Correlation Between Golden Star and Compass Digital
Can any of the company-specific risk be diversified away by investing in both Golden Star and Compass Digital at the same time? Although using a correlation coefficient on its own may not help to predict future stock returns, this module helps to understand the diversifiable risk of combining Golden Star and Compass Digital into the same portfolio, which is an essential part of the fundamental portfolio management process.
By analyzing existing cross correlation between Golden Star Acquisition and Compass Digital Acquisition, you can compare the effects of market volatilities on Golden Star and Compass Digital and check how they will diversify away market risk if combined in the same portfolio for a given time horizon. You can also utilize pair trading strategies of matching a long position in Golden Star with a short position of Compass Digital. Check out your portfolio center. Please also check ongoing floating volatility patterns of Golden Star and Compass Digital.
Diversification Opportunities for Golden Star and Compass Digital
0.1 | Correlation Coefficient |
Average diversification
The 3 months correlation between Golden and Compass is 0.1. Overlapping area represents the amount of risk that can be diversified away by holding Golden Star Acquisition and Compass Digital Acquisition in the same portfolio, assuming nothing else is changed. The correlation between historical prices or returns on Compass Digital Acqu and Golden Star is a relative statistical measure of the degree to which these equity instruments tend to move together. The correlation coefficient measures the extent to which returns on Golden Star Acquisition are associated (or correlated) with Compass Digital. Values of the correlation coefficient range from -1 to +1, where. The correlation of zero (0) is possible when the price movement of Compass Digital Acqu has no effect on the direction of Golden Star i.e., Golden Star and Compass Digital go up and down completely randomly.

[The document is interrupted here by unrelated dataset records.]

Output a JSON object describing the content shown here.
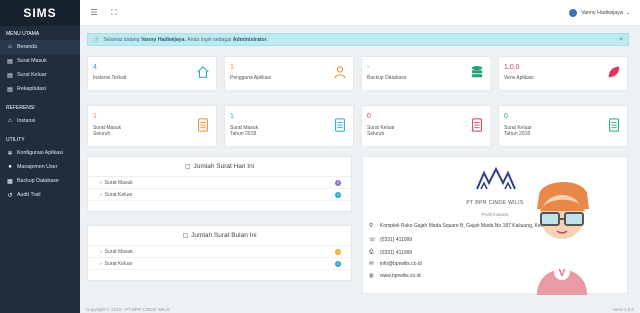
{
  "app": {
    "logo": "SIMS"
  },
  "sidebar": {
    "sections": [
      {
        "header": "MENU UTAMA",
        "items": [
          {
            "label": "Beranda",
            "icon": "home-icon"
          },
          {
            "label": "Surat Masuk",
            "icon": "document-icon"
          },
          {
            "label": "Surat Keluar",
            "icon": "document-icon"
          },
          {
            "label": "Rekapitulasi",
            "icon": "document-icon"
          }
        ]
      },
      {
        "header": "REFERENSI",
        "items": [
          {
            "label": "Instansi",
            "icon": "home-icon"
          }
        ]
      },
      {
        "header": "UTILITY",
        "items": [
          {
            "label": "Konfigurasi Aplikasi",
            "icon": "gear-icon"
          },
          {
            "label": "Manajemen User",
            "icon": "user-icon"
          },
          {
            "label": "Backup Database",
            "icon": "database-icon"
          },
          {
            "label": "Audit Trail",
            "icon": "audit-icon"
          }
        ]
      }
    ]
  },
  "topbar": {
    "user_name": "Vanny Hadiwijaya"
  },
  "alert": {
    "prefix": "Selamat datang",
    "user": "Vanny Hadiwijaya",
    "middle": ". Anda login sebagai",
    "role": "Administrator",
    "suffix": "."
  },
  "stats_row1": [
    {
      "value": "4",
      "label": "Instansi Terkait",
      "color": "#2aa6c9",
      "icon": "home-icon"
    },
    {
      "value": "1",
      "label": "Pengguna Aplikasi",
      "color": "#f28c28",
      "icon": "user-icon"
    },
    {
      "value": "-",
      "label": "Backup Database",
      "color": "#27a17b",
      "icon": "database-icon"
    },
    {
      "value": "1.0.0",
      "label": "Versi Aplikasi",
      "color": "#e3345f",
      "icon": "leaf-icon"
    }
  ],
  "stats_row2": [
    {
      "value": "1",
      "label": "Surat Masuk",
      "sub": "Seluruh",
      "color": "#f28c28",
      "icon": "document-icon"
    },
    {
      "value": "1",
      "label": "Surat Masuk",
      "sub": "Tahun 2018",
      "color": "#2aa6c9",
      "icon": "document-icon"
    },
    {
      "value": "0",
      "label": "Surat Keluar",
      "sub": "Seluruh",
      "color": "#e3345f",
      "icon": "document-icon"
    },
    {
      "value": "0",
      "label": "Surat Keluar",
      "sub": "Tahun 2018",
      "color": "#27a17b",
      "icon": "document-icon"
    }
  ],
  "panel_today": {
    "title": "Jumlah Surat Hari Ini",
    "rows": [
      {
        "label": "Surat Masuk",
        "count": "0",
        "color": "#8e6fc4"
      },
      {
        "label": "Surat Keluar",
        "count": "0",
        "color": "#2aa6c9"
      }
    ]
  },
  "panel_month": {
    "title": "Jumlah Surat Bulan Ini",
    "rows": [
      {
        "label": "Surat Masuk",
        "count": "0",
        "color": "#f0ad2b"
      },
      {
        "label": "Surat Keluar",
        "count": "0",
        "color": "#2aa6c9"
      }
    ]
  },
  "company": {
    "name": "PT BPR CINDE WILIS",
    "section_label": "Profil Instansi",
    "address": "Komplek Ruko Gajah Mada Square B, Gajah Mada No.187 Kaliuang, Kec. Jember",
    "phone": "(0331) 411999",
    "fax": "(0331) 411999",
    "email": "info@bprwilis.co.id",
    "website": "www.bprwilis.co.id"
  },
  "footer": {
    "copyright": "Copyright © 2018 - PT BPR CINDE WILIS",
    "version": "Versi 1.0.0"
  }
}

Pair Corralation between Golden Star and Compass Digital
Assuming the 90 days horizon Golden Star Acquisition is expected to generate 8.18 times more return on investment than Compass Digital. However, Golden Star is 8.18 times more volatile than Compass Digital Acquisition. It trades about 0.03 of its potential returns per unit of risk. Compass Digital Acquisition is currently generating about -0.04 per unit of risk. If you would invest 1,123 in Golden Star Acquisition on September 3, 2024 and sell it today you would earn a total of 26.00 from holding Golden Star Acquisition or generate 2.32% return on investment over 90 days.

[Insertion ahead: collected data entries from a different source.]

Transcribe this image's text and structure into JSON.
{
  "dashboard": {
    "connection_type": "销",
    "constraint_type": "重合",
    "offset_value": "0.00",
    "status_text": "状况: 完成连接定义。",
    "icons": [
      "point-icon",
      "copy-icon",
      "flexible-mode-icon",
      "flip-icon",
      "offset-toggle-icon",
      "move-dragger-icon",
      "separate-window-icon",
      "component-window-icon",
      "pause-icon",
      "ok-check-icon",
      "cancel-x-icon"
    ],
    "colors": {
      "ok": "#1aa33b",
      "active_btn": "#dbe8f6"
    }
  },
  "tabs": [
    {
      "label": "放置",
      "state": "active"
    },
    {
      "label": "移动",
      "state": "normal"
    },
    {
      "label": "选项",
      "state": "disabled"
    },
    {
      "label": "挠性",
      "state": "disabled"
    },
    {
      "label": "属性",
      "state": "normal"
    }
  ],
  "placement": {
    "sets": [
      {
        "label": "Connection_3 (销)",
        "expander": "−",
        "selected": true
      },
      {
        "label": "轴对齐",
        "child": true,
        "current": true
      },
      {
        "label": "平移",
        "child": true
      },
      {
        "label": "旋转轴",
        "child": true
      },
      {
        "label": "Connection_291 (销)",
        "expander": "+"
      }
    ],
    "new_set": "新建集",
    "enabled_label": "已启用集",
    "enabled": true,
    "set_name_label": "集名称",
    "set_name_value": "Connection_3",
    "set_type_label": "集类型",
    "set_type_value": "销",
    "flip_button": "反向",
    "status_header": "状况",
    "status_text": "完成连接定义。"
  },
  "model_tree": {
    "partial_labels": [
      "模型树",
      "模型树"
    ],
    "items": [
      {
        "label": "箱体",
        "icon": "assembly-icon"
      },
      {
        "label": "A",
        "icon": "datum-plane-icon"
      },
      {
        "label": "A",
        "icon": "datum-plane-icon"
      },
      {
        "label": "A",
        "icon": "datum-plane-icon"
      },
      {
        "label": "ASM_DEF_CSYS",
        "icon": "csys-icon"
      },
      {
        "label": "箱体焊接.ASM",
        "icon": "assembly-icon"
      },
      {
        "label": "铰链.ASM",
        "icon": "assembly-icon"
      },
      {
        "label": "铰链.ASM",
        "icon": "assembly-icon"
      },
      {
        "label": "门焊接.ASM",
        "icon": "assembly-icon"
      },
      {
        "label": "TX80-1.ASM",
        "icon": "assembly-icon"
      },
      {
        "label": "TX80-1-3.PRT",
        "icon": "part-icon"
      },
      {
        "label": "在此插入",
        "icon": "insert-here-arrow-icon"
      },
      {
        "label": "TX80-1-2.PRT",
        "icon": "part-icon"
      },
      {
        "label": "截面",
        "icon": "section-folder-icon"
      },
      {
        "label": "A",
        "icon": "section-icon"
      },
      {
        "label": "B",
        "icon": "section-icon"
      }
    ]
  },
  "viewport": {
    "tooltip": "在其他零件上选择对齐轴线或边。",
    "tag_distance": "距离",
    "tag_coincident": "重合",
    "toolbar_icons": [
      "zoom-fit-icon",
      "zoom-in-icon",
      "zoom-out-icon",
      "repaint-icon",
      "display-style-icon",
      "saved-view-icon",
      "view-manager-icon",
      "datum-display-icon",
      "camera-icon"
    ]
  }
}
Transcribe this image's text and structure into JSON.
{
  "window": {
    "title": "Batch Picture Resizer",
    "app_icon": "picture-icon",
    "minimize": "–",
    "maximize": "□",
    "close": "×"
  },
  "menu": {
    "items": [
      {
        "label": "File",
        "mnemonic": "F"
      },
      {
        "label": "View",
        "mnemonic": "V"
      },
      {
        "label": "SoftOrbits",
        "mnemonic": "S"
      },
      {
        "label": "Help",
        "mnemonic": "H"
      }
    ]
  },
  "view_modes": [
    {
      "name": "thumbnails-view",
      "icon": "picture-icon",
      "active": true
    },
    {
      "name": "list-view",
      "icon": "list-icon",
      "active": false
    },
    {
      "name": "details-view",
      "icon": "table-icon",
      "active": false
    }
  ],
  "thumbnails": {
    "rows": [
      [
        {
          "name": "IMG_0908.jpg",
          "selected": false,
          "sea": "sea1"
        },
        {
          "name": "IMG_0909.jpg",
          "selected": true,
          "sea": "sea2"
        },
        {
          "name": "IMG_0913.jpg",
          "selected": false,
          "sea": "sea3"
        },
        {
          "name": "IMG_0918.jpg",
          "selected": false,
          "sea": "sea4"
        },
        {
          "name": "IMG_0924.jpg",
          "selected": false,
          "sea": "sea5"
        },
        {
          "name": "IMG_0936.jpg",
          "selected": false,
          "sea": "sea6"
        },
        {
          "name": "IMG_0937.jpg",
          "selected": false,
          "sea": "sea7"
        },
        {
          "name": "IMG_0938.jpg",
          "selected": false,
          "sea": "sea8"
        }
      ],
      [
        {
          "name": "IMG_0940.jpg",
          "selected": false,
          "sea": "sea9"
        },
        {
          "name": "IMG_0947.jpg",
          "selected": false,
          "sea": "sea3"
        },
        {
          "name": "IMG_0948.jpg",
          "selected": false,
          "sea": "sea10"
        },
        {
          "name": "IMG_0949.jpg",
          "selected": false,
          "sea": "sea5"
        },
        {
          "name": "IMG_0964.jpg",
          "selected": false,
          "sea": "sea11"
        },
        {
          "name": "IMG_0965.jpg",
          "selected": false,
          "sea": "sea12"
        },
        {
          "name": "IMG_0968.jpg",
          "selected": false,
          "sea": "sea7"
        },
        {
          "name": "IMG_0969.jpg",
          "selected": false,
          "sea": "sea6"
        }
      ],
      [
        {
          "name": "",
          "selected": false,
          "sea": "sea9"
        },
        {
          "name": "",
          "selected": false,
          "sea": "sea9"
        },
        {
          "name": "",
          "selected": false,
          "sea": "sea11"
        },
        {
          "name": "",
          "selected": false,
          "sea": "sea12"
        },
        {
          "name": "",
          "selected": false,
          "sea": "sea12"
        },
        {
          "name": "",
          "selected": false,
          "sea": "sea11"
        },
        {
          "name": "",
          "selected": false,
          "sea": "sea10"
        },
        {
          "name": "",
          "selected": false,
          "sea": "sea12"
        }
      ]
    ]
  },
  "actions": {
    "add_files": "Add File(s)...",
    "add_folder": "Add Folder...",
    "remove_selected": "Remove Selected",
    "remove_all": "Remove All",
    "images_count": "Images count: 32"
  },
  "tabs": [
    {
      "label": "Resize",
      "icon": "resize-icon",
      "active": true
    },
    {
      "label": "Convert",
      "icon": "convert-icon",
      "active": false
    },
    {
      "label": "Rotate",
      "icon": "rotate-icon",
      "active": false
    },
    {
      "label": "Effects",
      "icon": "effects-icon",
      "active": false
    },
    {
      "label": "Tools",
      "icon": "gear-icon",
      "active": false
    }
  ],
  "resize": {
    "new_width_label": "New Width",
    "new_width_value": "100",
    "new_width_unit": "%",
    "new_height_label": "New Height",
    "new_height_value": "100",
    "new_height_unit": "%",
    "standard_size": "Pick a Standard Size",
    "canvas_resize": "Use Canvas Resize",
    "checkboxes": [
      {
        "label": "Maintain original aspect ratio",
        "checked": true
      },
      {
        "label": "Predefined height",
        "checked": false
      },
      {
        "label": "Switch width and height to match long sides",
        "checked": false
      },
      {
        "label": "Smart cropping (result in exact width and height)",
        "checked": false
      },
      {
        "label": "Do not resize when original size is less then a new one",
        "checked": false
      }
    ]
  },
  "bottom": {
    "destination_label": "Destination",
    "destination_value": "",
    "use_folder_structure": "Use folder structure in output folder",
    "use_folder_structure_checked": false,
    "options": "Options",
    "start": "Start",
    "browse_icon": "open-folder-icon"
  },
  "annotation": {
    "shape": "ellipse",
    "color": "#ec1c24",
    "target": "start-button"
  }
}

Time Period | 3 Months [change] |
Direction | Moves Together |
Strength | Insignificant |
Accuracy | 62.5% |
Values | Daily Returns |
Golden Star Acquisition vs. Compass Digital Acquisition
Performance |
Timeline |
Golden Star Acquisition |
Compass Digital Acqu |
Risk-Adjusted Performance
0 of 100
Weak | Strong |
Very Weak
Golden Star and Compass Digital Volatility Contrast
Predicted Return Density |
Returns |
Pair Trading with Golden Star and Compass Digital
The main advantage of trading using opposite Golden Star and Compass Digital positions is that it hedges away some unsystematic risk. Because of two separate transactions, even if Golden Star position performs unexpectedly, Compass Digital can make up some of the losses. Pair trading also minimizes risk from directional movements in the market. For example, if an entire industry or sector drops because of unexpected headlines, the short position in Compass Digital will offset losses from the drop in Compass Digital's long position.Golden Star vs. Alpha One | Golden Star vs. Manaris Corp | Golden Star vs. SCOR PK | Golden Star vs. Aquagold International |
Compass Digital vs. AlphaVest Acquisition Corp | Compass Digital vs. Alpha One | Compass Digital vs. Manaris Corp | Compass Digital vs. ClimateRock Class A |
Check out your portfolio center.Note that this page's information should be used as a complementary analysis to find the right mix of equity instruments to add to your existing portfolios or create a brand new portfolio. You can also try the Pair Correlation module to compare performance and examine fundamental relationship between any two equity instruments.